What a difference a day makes

As we continue to read about what led to last night's results, we constantly hear explanations framed around Iraq, the economy, and the need for change. Yet we can't forget to include, as Simon notes, one of the great examples of how the GOP lost its way: immigration reform.

In today's press conference, President Bush said that he thinks Congress has a better chance of passing comprehensive immigration reform, which he supports, with a Democratic Congress:

Q Thank you, Mr. President. On immigration, many Democrats had more positive things to say about your comprehensive proposal than many Republicans did. Do you think a Democratic Congress gives you a better shot at comprehensive immigration reform?

THE PRESIDENT: You know, I should have brought this up. I do. I think we have a good chance. Thank you. It's an important issue and I hope we can get something done on it. I meant to put that in my list of things that we need to get done.

As the Weekly Standard pointed out, "If Republicans don't grab this issue, Democrats will." Judging by his comments today, the President seems to acknowledge that the Republicans had an unrealistic, malicious view of the issue and dropped the ball. It's up to the Democrats to pick it up and deliver our plan for comprehensive reform for America.

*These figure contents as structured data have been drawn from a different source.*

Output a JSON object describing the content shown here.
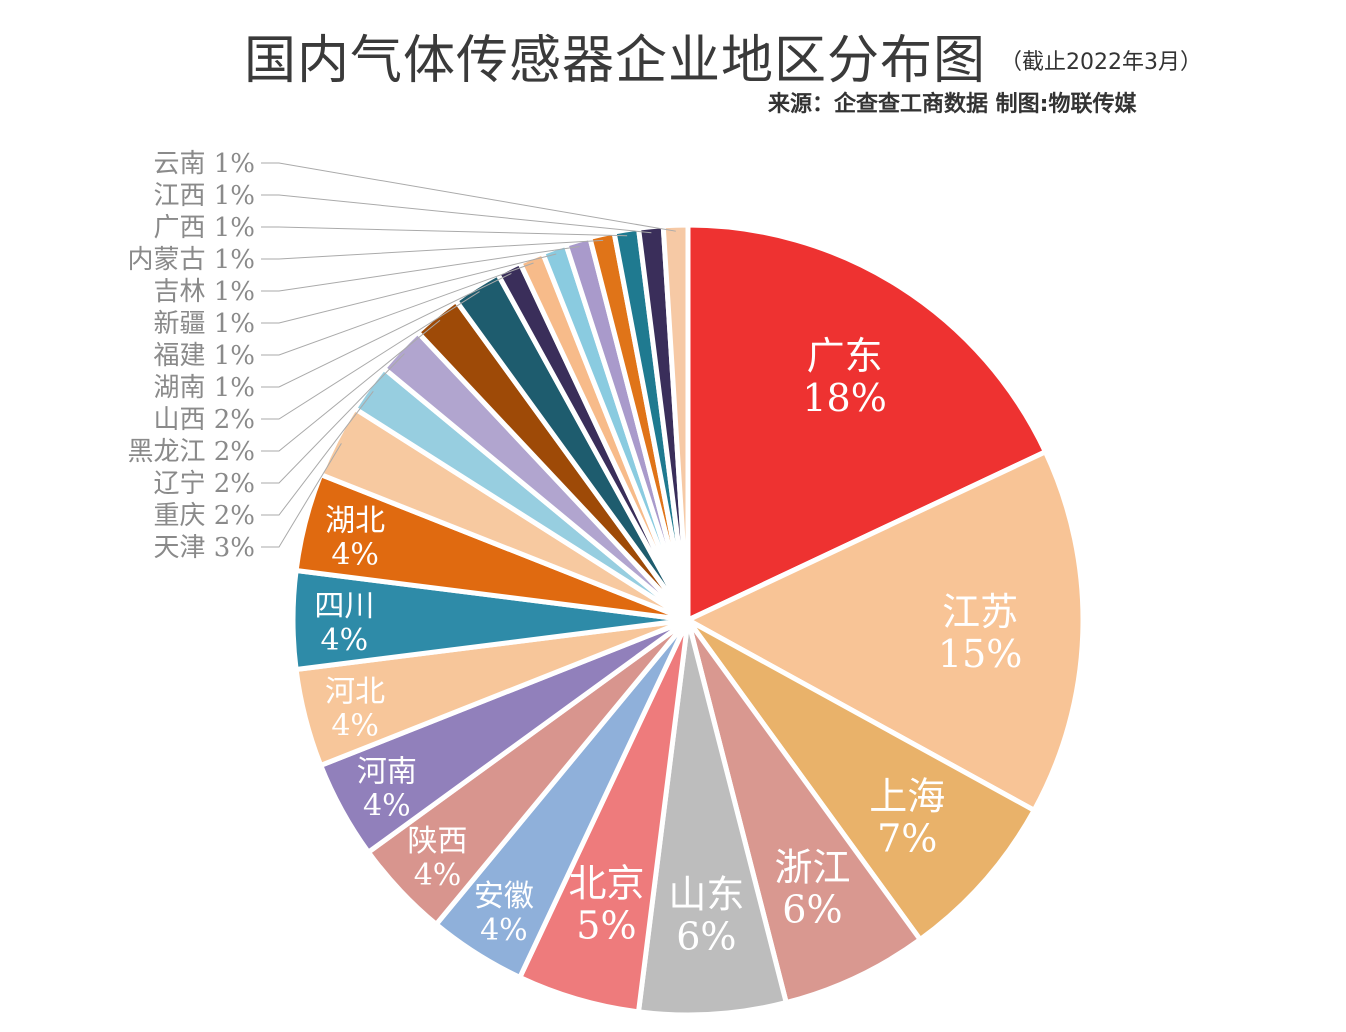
{
  "chart_data": {
    "type": "pie",
    "title": "国内气体传感器企业地区分布图",
    "subtitle": "（截止2022年3月）",
    "source": "来源：企查查工商数据    制图:物联传媒",
    "unit": "%",
    "start": "12 o'clock, clockwise",
    "slices": [
      {
        "label": "广东",
        "value": 18,
        "color": "#EE3231"
      },
      {
        "label": "江苏",
        "value": 15,
        "color": "#F8C496"
      },
      {
        "label": "上海",
        "value": 7,
        "color": "#E9B26A"
      },
      {
        "label": "浙江",
        "value": 6,
        "color": "#D99890"
      },
      {
        "label": "山东",
        "value": 6,
        "color": "#BDBDBD"
      },
      {
        "label": "北京",
        "value": 5,
        "color": "#EE7B7C"
      },
      {
        "label": "安徽",
        "value": 4,
        "color": "#8FB0DA"
      },
      {
        "label": "陕西",
        "value": 4,
        "color": "#D8958E"
      },
      {
        "label": "河南",
        "value": 4,
        "color": "#9180BB"
      },
      {
        "label": "河北",
        "value": 4,
        "color": "#F7C69A"
      },
      {
        "label": "四川",
        "value": 4,
        "color": "#2E8BA8"
      },
      {
        "label": "湖北",
        "value": 4,
        "color": "#E06A10"
      },
      {
        "label": "天津",
        "value": 3,
        "color": "#F7C9A0"
      },
      {
        "label": "重庆",
        "value": 2,
        "color": "#97CEE0"
      },
      {
        "label": "辽宁",
        "value": 2,
        "color": "#B1A5CF"
      },
      {
        "label": "黑龙江",
        "value": 2,
        "color": "#9E4A07"
      },
      {
        "label": "山西",
        "value": 2,
        "color": "#1E5C6E"
      },
      {
        "label": "湖南",
        "value": 1,
        "color": "#3A2E5A"
      },
      {
        "label": "福建",
        "value": 1,
        "color": "#F7BB8A"
      },
      {
        "label": "新疆",
        "value": 1,
        "color": "#8ACBE0"
      },
      {
        "label": "吉林",
        "value": 1,
        "color": "#A99ACB"
      },
      {
        "label": "内蒙古",
        "value": 1,
        "color": "#E07418"
      },
      {
        "label": "广西",
        "value": 1,
        "color": "#1F7A90"
      },
      {
        "label": "江西",
        "value": 1,
        "color": "#3A2E5A"
      },
      {
        "label": "云南",
        "value": 1,
        "color": "#F6C9A5"
      }
    ]
  }
}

(FYI, Latinos voted with the Democrats 69-30% according to these exit polls from CNN)

The President also noted that he sees minimum wage, another issue NDN has been involved with, as another issue he can find common ground on:

Q Mr. President, I'd like to ask you, Nancy Pelosi has been quite clear about her agenda for the first 100 hours. She mentions things like raising minimum wage, cutting interest rates on student loans, broadening stem cell research, and rolling back tax cuts. Which of those can you support, sir?

THE PRESIDENT: I knew you'd probably try to get me to start negotiating with myself. I haven't even visited with Congresswoman Pelosi yet. She's coming to the Oval Office later this week; I'm going to sit down and talk with her. I believe on a lot of issues we can find common ground. And there's a significant difference between common ground and abandoning principle. She's not going to abandon her principles and I'm not going to abandon mine. But I do believe we have an opportunity to find some common ground to move forward on.

In that very same interview you quoted, one of these three characters asked me about minimum wage. I said, there's an area where I believe we can make some -- find common ground. And as we do, I'll be, of course, making sure that our small businesses are -- there's compensation for the small businesses in the bill.